Yes, a photon may have no mass, but correspondingly it has no energy.
And then not be undone by fellow simpletons, another asks, “Ok then, what is music?”
“Oh boy,” says the crowd, “It’s notes.”
So this new curious fellow goes home to string together notes. The result is as you might imagine. Cacophony. He comes back to tell his crowd, “I put notes together, and it hurt my ears.” After being told what you have to do with notes--timing, pitch, rhythm, instrument tonality, and the like, he said, “Oh.”
The Point
Light waves are not just photons strung together in a row. They are a physical phenomenon of great complexity that possess and express enormous energy as they oscillate and speed through the universe. And that energy is a coefficient of their mass. And there is an awful lot of it out there. Enough maybe even to hold galaxies together. Even if you cannot see in it mass’s customary form of visible matter.
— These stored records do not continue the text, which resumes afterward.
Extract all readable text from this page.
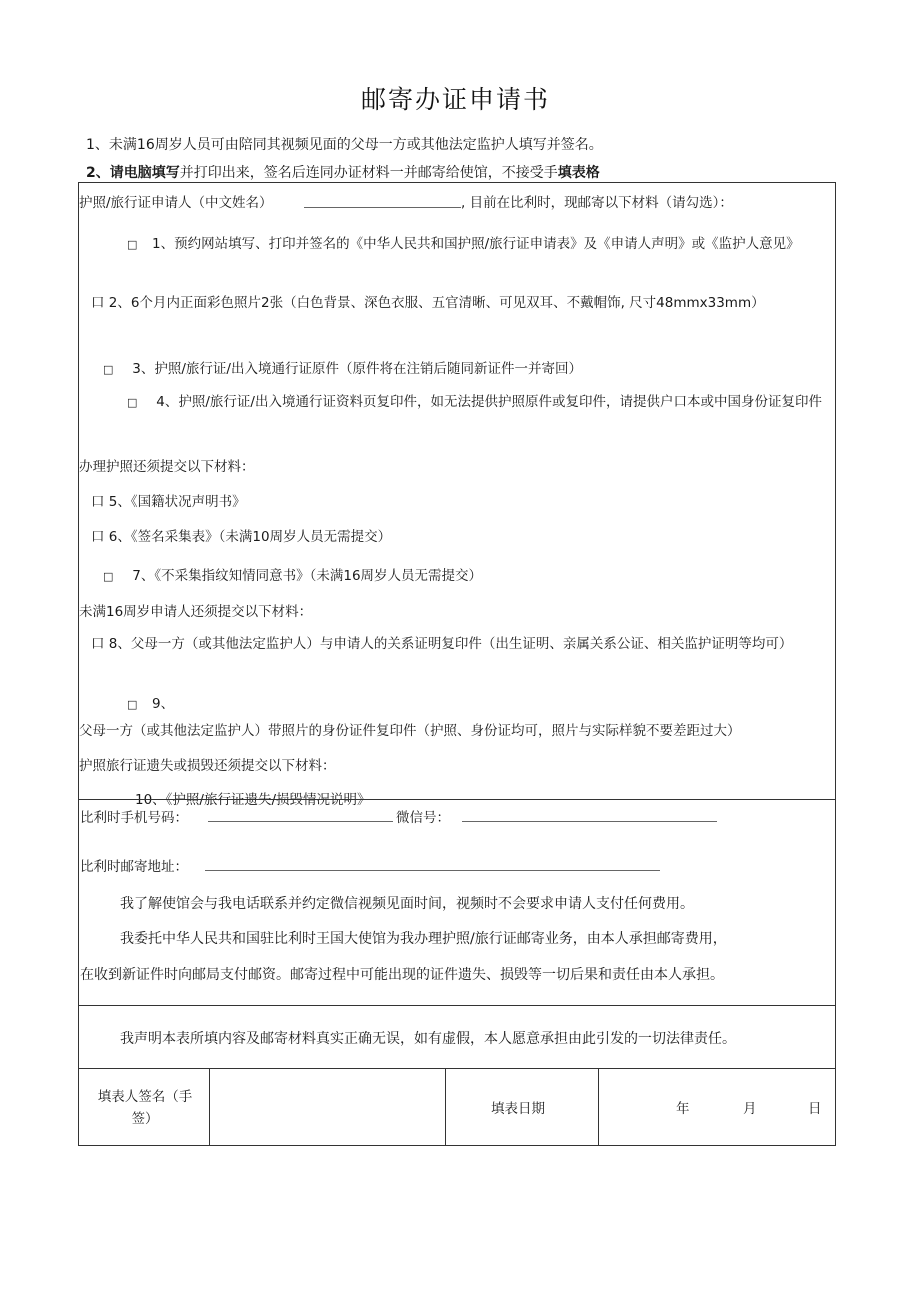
邮寄办证申请书
1、未满16周岁人员可由陪同其视频见面的父母一方或其他法定监护人填写并签名。
2、请电脑填写并打印出来，签名后连同办证材料一并邮寄给使馆，不接受手填表格
护照/旅行证申请人（中文姓名）	, 目前在比利时，现邮寄以下材料（请勾选）：
□ 1、预约网站填写、打印并签名的《中华人民共和国护照/旅行证申请表》及《申请人声明》或《监护人意见》
口 2、6个月内正面彩色照片2张（白色背景、深色衣服、五官清晰、可见双耳、不戴帽饰, 尺寸48mmx33mm）
□ 3、护照/旅行证/出入境通行证原件（原件将在注销后随同新证件一并寄回）
□ 4、护照/旅行证/出入境通行证资料页复印件，如无法提供护照原件或复印件，请提供户口本或中国身份证复印件
办理护照还须提交以下材料：
口 5、《国籍状况声明书》
口 6、《签名采集表》（未满10周岁人员无需提交）
□ 7、《不采集指纹知情同意书》（未满16周岁人员无需提交）
未满16周岁申请人还须提交以下材料：
口 8、父母一方（或其他法定监护人）与申请人的关系证明复印件（出生证明、亲属关系公证、相关监护证明等均可）
□ 9、父母一方（或其他法定监护人）带照片的身份证件复印件（护照、身份证均可，照片与实际样貌不要差距过大）
护照旅行证遗失或损毁还须提交以下材料：
10、《护照/旅行证遗失/损毁情况说明》
比利时手机号码：	微信号：
比利时邮寄地址：
我了解使馆会与我电话联系并约定微信视频见面时间，视频时不会要求申请人支付任何费用。
我委托中华人民共和国驻比利时王国大使馆为我办理护照/旅行证邮寄业务，由本人承担邮寄费用，
在收到新证件时向邮局支付邮资。邮寄过程中可能出现的证件遗失、损毁等一切后果和责任由本人承担。
我声明本表所填内容及邮寄材料真实正确无误，如有虚假，本人愿意承担由此引发的一切法律责任。
填表人签名（手
签）
填表日期	年	月	日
And to be complete, are you sure a photon has no mass? If your answer is that by itself it has no energy, how then can a photon fly into an atom to displace an electron from its orbit, or energy level? Someone or something must have thrown it in, giving it at least kinetic energy. Consider a baseball. No energy just sitting in a ball bag, but hand it to a strong-armed southpaw, and it can speed across the plate at a hundred miles per hour.
A lightwave’s energy though is constant and unrelenting. Jessica just might have been on to something. Janek Kozielcek seemed to think so.